Толстой редактировал отдельные места своих текстов до 102 раз, в его текстах нет ни одного случайного слова, и точная дата начала ритуала, 14 сентября, указана им не случайно.
За три десятка лет я более десяти раз перечитал толстовское описание охоты — и всякий раз ощущение восторга доходило разве что не до судорог. Сильнее этого места у Толстого на меня не действует ничего.
Но, увы, всякий раз я объяснял эту странной силы реакцию по схеме, вдолбленной мне цивилизаторами: дескать, эмоциональная вовлечённость в преследование, в погоню за кровью. На самом деле особое волнение можно объяснить наличием «рабочей» родовой памяти и сакральными корнями ритуала — при их соприкосновении проскакивает искра, рождающая пламя огня.
«…Николай вышел на мокрое с натасканной грязью крыльцо; пахло вянущим листом и собаками. Чёрно-пегая широкозадая сука Милка с большими чёрными навыкате глазами, увидав хозяина, встала, потянулась назад и легла по-русачьи, потом неожиданно вскочила и лизнула его прямо в нос и усы. Другая борзая собака, увидав хозяина с цветной дорожки, выгибая спину, стремительно бросилась к крыльцу и, подняв правuло (хвост), стала тереться о ноги Николая.

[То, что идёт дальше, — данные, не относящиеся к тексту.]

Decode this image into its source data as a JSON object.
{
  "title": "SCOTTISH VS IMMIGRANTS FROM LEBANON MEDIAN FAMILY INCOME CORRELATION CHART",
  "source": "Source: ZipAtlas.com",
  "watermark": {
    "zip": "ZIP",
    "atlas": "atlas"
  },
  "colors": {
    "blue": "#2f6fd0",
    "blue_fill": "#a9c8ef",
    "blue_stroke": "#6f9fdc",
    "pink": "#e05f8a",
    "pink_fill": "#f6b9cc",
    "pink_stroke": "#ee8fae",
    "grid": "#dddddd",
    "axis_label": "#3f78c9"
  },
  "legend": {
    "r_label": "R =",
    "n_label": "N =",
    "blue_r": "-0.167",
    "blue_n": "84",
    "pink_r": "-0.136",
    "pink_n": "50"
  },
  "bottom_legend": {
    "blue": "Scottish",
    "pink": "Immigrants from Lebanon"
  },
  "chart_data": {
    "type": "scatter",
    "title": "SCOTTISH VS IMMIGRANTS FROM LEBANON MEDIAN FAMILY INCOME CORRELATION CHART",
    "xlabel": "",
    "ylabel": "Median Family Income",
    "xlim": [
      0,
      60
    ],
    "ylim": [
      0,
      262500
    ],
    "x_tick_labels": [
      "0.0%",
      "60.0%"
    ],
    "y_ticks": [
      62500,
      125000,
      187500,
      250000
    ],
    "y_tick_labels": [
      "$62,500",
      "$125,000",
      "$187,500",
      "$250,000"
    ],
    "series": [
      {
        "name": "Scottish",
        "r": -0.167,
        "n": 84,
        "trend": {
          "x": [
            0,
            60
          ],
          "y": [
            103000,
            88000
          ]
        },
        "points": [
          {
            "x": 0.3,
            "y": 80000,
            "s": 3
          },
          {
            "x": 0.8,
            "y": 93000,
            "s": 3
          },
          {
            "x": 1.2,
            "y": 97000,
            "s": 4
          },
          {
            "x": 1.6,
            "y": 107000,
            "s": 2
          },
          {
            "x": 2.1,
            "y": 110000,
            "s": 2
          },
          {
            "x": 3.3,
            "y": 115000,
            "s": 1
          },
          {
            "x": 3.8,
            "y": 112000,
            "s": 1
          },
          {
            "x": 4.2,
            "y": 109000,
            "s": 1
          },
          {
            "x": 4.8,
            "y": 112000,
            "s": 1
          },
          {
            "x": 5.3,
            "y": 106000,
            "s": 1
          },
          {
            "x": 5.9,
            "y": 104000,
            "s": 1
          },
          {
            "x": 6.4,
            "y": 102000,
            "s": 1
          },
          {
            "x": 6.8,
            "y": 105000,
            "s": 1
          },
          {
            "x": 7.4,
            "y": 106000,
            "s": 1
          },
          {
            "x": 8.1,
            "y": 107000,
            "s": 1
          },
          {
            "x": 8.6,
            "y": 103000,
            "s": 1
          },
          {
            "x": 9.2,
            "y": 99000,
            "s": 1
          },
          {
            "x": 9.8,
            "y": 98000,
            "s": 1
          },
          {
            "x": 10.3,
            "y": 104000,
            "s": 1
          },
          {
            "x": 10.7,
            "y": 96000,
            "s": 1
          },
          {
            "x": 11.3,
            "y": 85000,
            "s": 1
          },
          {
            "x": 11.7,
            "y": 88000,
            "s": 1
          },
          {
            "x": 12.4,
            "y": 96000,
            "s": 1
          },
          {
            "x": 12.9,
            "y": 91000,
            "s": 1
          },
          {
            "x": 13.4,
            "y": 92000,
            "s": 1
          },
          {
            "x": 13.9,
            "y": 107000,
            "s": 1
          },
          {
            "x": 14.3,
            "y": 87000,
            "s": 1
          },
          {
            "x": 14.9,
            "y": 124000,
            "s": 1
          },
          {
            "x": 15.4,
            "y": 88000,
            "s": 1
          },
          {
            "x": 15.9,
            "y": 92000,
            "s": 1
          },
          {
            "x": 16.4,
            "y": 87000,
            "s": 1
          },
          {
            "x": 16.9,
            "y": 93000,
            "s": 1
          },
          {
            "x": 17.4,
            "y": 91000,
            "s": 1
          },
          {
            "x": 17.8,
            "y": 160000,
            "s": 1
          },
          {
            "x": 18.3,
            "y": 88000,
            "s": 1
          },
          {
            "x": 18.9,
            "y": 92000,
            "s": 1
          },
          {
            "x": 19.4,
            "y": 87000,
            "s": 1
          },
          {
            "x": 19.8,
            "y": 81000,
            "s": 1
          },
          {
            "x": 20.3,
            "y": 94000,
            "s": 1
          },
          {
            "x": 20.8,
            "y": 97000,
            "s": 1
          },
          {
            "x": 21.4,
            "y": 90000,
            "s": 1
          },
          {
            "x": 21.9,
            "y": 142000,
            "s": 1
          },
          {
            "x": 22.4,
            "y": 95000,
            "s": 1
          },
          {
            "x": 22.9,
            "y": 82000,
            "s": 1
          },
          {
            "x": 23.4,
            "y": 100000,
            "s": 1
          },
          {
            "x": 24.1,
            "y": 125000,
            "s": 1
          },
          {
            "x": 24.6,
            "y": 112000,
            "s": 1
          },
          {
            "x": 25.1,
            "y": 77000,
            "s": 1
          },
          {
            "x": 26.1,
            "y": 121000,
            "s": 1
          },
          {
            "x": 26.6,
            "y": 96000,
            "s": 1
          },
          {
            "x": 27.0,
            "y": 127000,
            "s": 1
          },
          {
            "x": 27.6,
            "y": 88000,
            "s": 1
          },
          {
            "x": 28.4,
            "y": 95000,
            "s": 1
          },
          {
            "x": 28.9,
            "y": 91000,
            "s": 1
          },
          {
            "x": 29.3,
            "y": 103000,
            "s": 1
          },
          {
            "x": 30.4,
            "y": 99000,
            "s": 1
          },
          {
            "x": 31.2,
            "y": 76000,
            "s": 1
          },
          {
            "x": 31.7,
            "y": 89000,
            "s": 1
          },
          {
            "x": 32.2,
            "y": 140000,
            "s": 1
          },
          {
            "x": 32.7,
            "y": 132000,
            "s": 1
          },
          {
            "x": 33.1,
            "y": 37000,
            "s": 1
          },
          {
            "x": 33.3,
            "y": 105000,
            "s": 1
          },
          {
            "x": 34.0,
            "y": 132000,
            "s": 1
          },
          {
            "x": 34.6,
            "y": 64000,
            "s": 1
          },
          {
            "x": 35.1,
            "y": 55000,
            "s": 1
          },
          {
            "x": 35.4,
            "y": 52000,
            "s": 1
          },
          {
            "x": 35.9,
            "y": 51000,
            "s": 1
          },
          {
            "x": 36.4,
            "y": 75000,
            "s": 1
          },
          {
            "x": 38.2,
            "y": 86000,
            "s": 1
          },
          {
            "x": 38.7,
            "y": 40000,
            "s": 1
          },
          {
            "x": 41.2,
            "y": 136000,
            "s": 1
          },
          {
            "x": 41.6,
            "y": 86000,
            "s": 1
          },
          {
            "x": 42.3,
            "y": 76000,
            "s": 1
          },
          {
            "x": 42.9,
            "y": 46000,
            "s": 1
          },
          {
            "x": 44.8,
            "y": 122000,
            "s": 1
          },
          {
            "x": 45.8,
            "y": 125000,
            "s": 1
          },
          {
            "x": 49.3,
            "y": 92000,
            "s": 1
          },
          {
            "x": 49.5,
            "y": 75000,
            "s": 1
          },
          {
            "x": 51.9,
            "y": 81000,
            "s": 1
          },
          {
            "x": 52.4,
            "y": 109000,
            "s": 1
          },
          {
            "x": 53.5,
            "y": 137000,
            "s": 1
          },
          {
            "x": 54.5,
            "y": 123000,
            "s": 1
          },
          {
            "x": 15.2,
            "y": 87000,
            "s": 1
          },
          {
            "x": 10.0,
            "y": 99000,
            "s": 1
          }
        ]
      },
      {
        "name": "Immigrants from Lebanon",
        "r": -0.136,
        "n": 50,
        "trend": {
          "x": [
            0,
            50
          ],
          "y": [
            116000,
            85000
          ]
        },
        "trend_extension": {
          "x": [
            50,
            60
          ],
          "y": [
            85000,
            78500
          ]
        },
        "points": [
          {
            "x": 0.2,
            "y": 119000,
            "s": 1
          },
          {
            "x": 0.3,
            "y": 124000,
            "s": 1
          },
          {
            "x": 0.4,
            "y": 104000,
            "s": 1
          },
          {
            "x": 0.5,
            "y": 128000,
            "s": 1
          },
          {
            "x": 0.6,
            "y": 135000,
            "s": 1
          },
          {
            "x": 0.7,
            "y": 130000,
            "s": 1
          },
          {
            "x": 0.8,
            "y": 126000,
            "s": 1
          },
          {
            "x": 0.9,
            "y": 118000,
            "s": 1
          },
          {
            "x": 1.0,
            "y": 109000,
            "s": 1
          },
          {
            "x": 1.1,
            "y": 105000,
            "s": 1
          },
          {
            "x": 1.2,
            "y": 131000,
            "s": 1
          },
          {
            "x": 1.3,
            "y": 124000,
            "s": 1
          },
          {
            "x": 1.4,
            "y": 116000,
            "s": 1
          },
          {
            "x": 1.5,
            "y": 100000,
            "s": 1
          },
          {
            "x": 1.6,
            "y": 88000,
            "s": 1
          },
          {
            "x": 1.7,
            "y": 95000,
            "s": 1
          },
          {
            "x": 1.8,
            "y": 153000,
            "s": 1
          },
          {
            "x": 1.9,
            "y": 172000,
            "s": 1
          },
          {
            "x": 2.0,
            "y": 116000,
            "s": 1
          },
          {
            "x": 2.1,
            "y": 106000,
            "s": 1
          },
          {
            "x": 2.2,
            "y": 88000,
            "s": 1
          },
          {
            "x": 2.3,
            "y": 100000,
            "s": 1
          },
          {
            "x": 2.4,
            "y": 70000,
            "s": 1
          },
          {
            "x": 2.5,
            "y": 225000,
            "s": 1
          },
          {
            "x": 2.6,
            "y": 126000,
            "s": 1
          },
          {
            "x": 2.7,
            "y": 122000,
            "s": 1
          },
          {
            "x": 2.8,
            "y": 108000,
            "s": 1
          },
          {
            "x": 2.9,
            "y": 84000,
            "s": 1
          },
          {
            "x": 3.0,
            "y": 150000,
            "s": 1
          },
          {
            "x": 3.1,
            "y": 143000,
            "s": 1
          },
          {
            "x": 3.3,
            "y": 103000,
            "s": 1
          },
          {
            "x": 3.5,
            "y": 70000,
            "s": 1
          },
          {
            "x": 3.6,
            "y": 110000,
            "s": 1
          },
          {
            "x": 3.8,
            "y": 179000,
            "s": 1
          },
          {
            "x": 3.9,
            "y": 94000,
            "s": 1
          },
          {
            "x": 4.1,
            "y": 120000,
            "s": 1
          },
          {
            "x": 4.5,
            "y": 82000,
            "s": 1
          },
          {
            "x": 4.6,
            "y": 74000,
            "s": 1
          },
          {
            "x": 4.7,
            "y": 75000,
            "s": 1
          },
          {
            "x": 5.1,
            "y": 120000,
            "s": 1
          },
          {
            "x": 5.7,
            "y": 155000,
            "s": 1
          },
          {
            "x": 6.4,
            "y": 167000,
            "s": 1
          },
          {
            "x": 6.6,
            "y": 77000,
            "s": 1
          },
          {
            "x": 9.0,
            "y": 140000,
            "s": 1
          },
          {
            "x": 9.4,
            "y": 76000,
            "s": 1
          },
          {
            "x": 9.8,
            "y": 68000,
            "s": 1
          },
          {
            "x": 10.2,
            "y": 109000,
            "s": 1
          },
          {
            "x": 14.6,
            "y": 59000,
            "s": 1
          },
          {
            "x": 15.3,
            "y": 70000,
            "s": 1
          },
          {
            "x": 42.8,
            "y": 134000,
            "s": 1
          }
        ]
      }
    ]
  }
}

— О гой! — послышался в это время тот неподражаемый охотничий подклик, который соединяет в себе и самый глубокий бас и самый тонкий тенор; и из-за угла вышел доезжачий и ловчий Данило, по-украински в скобку обстриженный, седой, морщинистый охотник, с гнутым арапником в руке и с тем выражением самостоятельности и презрения ко всему в мире, которое бывает только у охотников. Он снял свою черкесскую шапку перед барином и презрительно посмотрел на него. Презрение это не было оскорбительно для барина: Николай знал, что этот всё презирающий и превыше всего стоящий Данило всё-таки был его человек и охотник.
— Данила! — сказал Николай, робко чувствуя, что при виде этой охотничьей породы, этих собак и охотника его уже обхватило то непреодолимое охотничье чувство, в котором человек забывает все прежние намерения, как человек влюблённый в присутствии своей любовницы.
— Что прикажете, ваше сиятельство? — спросил протодиаконский, охриплый от порсканья бас, и два чёрные блестящие глаза взглянули исподлобья на замолчавшего барина. «Что, или не выдержишь?» — как будто сказали эти два глаза.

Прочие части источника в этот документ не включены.